Bite into the perfect summer salad with this grilled peach and prosciutto salad.
An avid grocery store fan, I probably go 3-5 times a week. Not just because I don’t always meal plan well and have to pick up a few last-minute items, but because I simply enjoy it – at least most the time.
However, Market Street is one my favorites. I even drive about 15 minutes out of my way because the experience itself is so enjoyable. From the moment you enter the doors, you receive smiles from the staff, opportunities to enjoy the food, you casually fill your cart and then when you finally resolve it’s time to leave, there’s never a long wait to check out AND someone insists to take out your bags. That’s the way it’s always been when it started as United many years ago in West Texas. When I was growing up that was the only grocery store we knew of and that’s what they did then and now. That’s sweet, right?
Just like summer time.
And you know what else is sweet?
Sugar Tree by Kingsburg Orchards at Market Street. The fruits are the exclusive, non-GMO plant breeding program that offers the most unique and exciting fruits available through cross-pollination using bees. From peaches, nectarines, and more, Sugar Tree got me thinking about all kinds of ways to taste summer… through the flesh of a juicy fruit.

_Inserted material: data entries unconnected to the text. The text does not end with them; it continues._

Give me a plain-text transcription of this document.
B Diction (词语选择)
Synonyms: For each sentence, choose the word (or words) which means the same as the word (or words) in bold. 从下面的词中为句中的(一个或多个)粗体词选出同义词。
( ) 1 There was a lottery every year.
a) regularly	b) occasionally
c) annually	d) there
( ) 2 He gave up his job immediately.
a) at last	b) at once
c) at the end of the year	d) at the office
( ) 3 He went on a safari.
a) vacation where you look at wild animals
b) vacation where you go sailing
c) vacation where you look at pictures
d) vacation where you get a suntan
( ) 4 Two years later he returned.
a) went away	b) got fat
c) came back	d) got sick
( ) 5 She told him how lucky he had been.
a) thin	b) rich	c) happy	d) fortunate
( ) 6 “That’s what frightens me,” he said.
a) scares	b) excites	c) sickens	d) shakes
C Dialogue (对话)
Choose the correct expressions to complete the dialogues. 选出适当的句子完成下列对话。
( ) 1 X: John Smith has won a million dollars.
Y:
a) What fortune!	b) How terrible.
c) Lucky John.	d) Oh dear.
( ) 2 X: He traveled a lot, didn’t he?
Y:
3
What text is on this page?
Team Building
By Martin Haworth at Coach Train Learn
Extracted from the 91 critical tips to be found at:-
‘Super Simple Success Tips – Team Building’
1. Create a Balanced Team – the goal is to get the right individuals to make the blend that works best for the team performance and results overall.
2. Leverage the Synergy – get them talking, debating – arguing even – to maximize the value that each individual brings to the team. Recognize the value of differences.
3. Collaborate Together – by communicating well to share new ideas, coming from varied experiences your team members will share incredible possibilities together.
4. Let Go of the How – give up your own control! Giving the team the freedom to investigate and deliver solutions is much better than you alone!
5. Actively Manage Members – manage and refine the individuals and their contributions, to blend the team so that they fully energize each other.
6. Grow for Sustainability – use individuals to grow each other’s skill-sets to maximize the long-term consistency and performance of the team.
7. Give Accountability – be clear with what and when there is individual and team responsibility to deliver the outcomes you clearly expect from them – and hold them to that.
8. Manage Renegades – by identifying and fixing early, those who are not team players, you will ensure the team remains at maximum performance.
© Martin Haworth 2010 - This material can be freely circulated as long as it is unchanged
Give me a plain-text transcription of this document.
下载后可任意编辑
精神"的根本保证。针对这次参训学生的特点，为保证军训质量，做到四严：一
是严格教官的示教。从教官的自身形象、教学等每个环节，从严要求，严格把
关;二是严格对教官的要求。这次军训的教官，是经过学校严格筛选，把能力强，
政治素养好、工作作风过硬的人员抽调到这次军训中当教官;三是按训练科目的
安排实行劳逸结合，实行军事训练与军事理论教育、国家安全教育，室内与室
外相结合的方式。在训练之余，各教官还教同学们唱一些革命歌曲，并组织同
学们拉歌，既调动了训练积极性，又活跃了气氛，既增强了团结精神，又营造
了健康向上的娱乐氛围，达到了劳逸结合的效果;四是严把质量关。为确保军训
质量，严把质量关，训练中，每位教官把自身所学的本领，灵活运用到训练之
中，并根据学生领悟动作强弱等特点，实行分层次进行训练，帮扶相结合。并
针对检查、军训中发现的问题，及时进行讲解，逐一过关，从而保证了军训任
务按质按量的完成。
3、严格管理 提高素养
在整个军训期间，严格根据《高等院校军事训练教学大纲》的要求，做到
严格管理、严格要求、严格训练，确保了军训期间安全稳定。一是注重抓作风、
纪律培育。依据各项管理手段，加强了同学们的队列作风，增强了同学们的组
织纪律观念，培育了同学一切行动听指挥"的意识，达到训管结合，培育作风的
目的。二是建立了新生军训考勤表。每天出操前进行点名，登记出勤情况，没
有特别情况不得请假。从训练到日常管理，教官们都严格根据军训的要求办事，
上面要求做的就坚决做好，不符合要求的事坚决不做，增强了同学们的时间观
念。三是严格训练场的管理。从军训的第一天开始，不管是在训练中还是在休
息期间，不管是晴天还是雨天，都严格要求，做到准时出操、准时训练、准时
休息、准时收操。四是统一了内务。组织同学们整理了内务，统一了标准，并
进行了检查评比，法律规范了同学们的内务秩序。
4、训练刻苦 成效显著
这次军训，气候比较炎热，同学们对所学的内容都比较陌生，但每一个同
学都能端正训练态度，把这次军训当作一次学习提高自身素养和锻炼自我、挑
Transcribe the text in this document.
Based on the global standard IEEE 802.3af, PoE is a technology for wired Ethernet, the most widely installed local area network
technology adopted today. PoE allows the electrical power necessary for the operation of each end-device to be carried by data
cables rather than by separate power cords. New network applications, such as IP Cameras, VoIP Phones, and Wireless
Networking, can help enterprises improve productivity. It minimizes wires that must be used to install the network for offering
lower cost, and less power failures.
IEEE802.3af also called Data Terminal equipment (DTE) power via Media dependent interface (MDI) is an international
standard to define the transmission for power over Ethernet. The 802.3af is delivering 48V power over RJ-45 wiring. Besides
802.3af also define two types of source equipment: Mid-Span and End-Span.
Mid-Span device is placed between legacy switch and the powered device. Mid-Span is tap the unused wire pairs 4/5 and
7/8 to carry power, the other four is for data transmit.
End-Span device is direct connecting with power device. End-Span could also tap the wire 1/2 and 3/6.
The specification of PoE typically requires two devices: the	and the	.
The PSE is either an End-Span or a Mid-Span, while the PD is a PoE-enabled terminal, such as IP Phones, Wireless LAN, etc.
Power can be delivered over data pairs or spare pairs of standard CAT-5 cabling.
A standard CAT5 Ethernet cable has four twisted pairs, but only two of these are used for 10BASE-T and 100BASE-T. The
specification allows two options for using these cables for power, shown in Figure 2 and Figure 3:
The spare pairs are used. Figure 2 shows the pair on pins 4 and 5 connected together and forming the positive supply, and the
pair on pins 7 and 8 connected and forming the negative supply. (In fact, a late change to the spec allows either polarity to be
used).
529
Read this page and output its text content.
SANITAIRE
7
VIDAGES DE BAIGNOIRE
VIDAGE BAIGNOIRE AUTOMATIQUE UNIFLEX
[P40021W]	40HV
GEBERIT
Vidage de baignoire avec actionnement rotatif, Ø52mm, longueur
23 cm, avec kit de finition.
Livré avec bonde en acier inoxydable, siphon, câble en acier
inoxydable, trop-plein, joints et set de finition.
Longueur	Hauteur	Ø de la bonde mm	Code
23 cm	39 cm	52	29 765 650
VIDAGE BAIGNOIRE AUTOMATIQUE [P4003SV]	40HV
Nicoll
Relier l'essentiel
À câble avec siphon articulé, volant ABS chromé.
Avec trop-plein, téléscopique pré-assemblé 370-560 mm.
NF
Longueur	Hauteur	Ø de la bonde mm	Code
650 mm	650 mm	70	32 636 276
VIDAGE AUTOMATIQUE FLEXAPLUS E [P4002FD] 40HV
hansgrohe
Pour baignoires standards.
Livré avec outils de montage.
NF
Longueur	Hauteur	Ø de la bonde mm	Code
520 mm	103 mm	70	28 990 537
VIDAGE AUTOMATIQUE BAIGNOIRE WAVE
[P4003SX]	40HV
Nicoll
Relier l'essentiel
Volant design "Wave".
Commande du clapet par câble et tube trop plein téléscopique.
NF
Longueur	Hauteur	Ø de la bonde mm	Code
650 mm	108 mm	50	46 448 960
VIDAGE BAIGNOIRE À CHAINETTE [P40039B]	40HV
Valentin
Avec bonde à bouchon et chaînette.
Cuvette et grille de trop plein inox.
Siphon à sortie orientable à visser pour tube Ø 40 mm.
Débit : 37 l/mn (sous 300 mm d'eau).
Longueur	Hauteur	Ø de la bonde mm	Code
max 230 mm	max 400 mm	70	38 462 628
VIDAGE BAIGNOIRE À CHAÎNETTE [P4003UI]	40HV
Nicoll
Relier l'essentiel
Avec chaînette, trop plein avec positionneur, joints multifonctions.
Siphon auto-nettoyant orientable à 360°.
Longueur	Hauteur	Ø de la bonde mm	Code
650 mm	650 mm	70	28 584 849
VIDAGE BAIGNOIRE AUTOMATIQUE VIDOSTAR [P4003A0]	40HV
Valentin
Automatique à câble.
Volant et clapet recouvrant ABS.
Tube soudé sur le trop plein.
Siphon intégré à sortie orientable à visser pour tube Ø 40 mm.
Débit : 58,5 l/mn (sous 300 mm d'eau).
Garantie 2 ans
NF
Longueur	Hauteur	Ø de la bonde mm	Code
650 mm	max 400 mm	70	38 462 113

I knew that I wanted to try the succulent peach in a recipe that allows it to shine – as the entrée. However, after an incidental run-in with a friend that also owns a few restaurants, I remembered a recipe she used to make on TV that always made me thirst for summertime with grilled peaches. But with my own twist that’s always a crowd pleaser…bacon.
Well, actually better than bacon…prosciutto.
Taking inspiration from my Italian vacation a few years ago, I wrapped the sweet fruit in prosciutto and then paired with spice of red onion, creamy bleu cheese and a little champagne balsamic for a summer dish you’ll crave on the hottest summer days for this grilled peach and prosciutto salad
PrintGrilled Peach and Prosciutto Salad
Ingredients
- 2 cups of Arugula or mixed greens
- 1 Sugar Tree peach, sliced
- 3–5 slices prosciutto
- 1–2 ounces bleu cheese, crumbled (I prefer to crumble my own)
- 1/4 red onion, sliced thinly
- 1 tablespoon balsamic dressing
Instructions
- First, over high heat on a grill or a stove-top grill (this is what I use), cook peaches until you see grill marks (2 minutes.)
- After peaches are slightly cooled, wrap peaches with prosciutto.
- Next place greens over a bowl/plate, next a few red onion rings and then crumble bleu cheese.
- Then place wrapped peaches over greens.
- Lastly, add balsamic dressing or glaze to taste.